Inclusion Criteria: - Acute Traumatic Brain Injury (≤90 days postinjury) - Responsive (not fulfilling criteria for Minimally Conscious State) - Meet PTCS criteria on 2 consecutive examinations (as determined by the Confusion Assessment Protocol) - Initial neurorehabilitation hospital admission - Anticipated ≥2 week length-of-stay after meeting PTCS criteria Exclusion Criteria: - Preexisting seizure disorder - Prior history of hospitalization for psychiatric condition

Additional Information

Official title Amantadine Hydrochloride for Treatment of Symptoms of the Post-Traumatic Confusional State Among Neurorehabilitation Admissions With TBI: A Randomized, Double-Blind, Placebo-Controlled Trial
Principal investigator Stuart A Yablon, M.D.

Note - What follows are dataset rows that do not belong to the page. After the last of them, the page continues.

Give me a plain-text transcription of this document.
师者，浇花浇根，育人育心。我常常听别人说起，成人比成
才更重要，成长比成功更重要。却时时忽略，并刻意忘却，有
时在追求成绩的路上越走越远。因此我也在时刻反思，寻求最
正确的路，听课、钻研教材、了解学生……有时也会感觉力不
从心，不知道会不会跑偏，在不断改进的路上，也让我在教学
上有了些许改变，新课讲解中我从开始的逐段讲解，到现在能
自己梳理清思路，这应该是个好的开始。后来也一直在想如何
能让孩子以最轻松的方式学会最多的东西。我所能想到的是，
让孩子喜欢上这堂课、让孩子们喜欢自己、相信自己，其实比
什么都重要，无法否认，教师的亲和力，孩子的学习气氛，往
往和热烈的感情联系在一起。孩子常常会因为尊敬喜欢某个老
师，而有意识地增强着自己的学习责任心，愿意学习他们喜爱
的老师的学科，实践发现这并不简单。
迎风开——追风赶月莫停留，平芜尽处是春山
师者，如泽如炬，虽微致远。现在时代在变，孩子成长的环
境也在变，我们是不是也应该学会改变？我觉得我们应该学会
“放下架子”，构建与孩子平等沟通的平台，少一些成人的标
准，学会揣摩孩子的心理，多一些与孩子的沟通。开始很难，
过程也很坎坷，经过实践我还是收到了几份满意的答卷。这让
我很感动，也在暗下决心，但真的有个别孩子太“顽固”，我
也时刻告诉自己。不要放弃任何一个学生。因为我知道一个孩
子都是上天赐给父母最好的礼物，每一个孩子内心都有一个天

Description Patients with TBI who require inpatient rehabilitation are frequently confused at the time of admission for rehabilitation. Our investigations of confusion conducted as part of the TBIMSM have clarified the nature of confusion in early recovery after TBI. Early confusion (PTCS) has been found to be a complex syndrome characterized by disorientation, cognitive impairment, restlessness, decreased level of daytime arousal, sleep disturbance, fluctuation of symptoms, and psychotic-type symptoms. PTCS complicates early management of patients with TBI, and may contribute to increased risk of injury to patients and hospital staff, increased stress among family members and staff, decreased participation in therapies, increased cost of care, and an increased likelihood of being discharged to psychiatric or long-term care settings. These facts indicate the need for effective management of PTCS. Consensus regarding optimal treatment of the cognitive and behavioral symptoms encountered among patients with PTCS does not exist currently. While many agents have been tried to address such symptoms in TBI, few have been investigated systematically. These circumstances indicate the need for appropriate clinical trials to provide guidance to clinicians for medical treatment of PTCS. In response, the NIDRR-Traumatic Brain Injury Model System of Mississippi proposed a randomized, double-blinded, placebo-controlled, parallel group trial for the pharmacological treatment of PTCS. The agent selected for this clinical trial is amantadine, an NMDA and indirect dopamine agonist. This agent will be compared to placebo on response measures of efficacy and safety. Study hypothesis: Amantadine will reduce the severity and number of symptoms of PTCS.
Trial information was received from ClinicalTrials.gov and was last updated in June 2008.
Information provided to ClinicalTrials.gov by Methodist Rehabilitation Center.